Note
Access to this page requires authorization. You can try signing in or changing directories.
Access to this page requires authorization. You can try changing directories.
This article contains a quick reference and a detailed description of the quotas and limits for Azure OpenAI.
Scope of quota
Quotas and limits aren't enforced at the tenant level. Instead, the highest level of quota restrictions is scoped at the Azure subscription level.
Regional quota allocation
Tokens per minute (TPM) and requests per minute (RPM) limits are defined per region, per subscription, and per model or deployment type.

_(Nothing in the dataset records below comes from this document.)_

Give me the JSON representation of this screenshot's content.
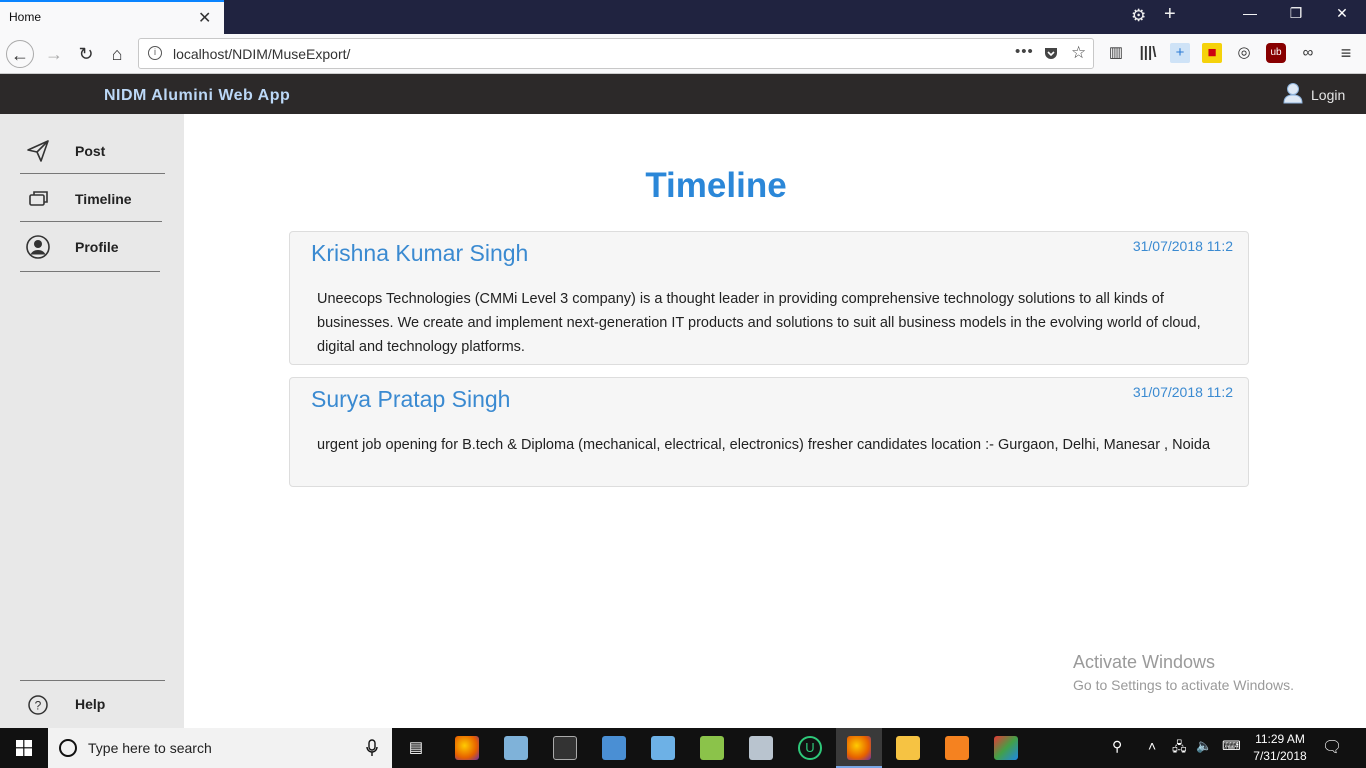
{
  "browser": {
    "tab_title": "Home",
    "url": "localhost/NDIM/MuseExport/",
    "url_dots": "•••"
  },
  "app": {
    "title": "NIDM Alumini Web App",
    "login_label": "Login"
  },
  "sidebar": {
    "items": [
      {
        "label": "Post",
        "icon": "paper-plane-icon"
      },
      {
        "label": "Timeline",
        "icon": "windows-stack-icon"
      },
      {
        "label": "Profile",
        "icon": "user-circle-icon"
      }
    ],
    "help_label": "Help"
  },
  "main": {
    "title": "Timeline",
    "posts": [
      {
        "author": "Krishna Kumar Singh",
        "date": "31/07/2018 11:2",
        "body": "Uneecops Technologies (CMMi Level 3 company) is a thought leader in providing comprehensive technology solutions to all kinds of businesses. We create and implement next-generation IT products and solutions to suit all business models in the evolving world of cloud, digital and technology platforms."
      },
      {
        "author": "Surya Pratap Singh",
        "date": "31/07/2018 11:2",
        "body": "urgent job opening for B.tech & Diploma (mechanical, electrical, electronics) fresher candidates location :- Gurgaon, Delhi, Manesar , Noida"
      }
    ]
  },
  "watermark": {
    "line1": "Activate Windows",
    "line2": "Go to Settings to activate Windows."
  },
  "taskbar": {
    "search_placeholder": "Type here to search",
    "time": "11:29 AM",
    "date": "7/31/2018"
  },
  "colors": {
    "accent": "#2b87d8",
    "app_header": "#2c2929",
    "sidebar": "#e8e8e8"
  }
}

For example, if the gpt-4.1
Global Standard model is listed with a quota of 5 million TPM and 5,000 RPM, then each region where that model or deployment type is available has its own dedicated quota pool of that amount for each of your Azure subscriptions. Within a single Azure subscription, it's possible to use a larger quantity of total TPM and RPM quota for a given model and deployment type, as long as you have resources and model deployments spread across multiple regions.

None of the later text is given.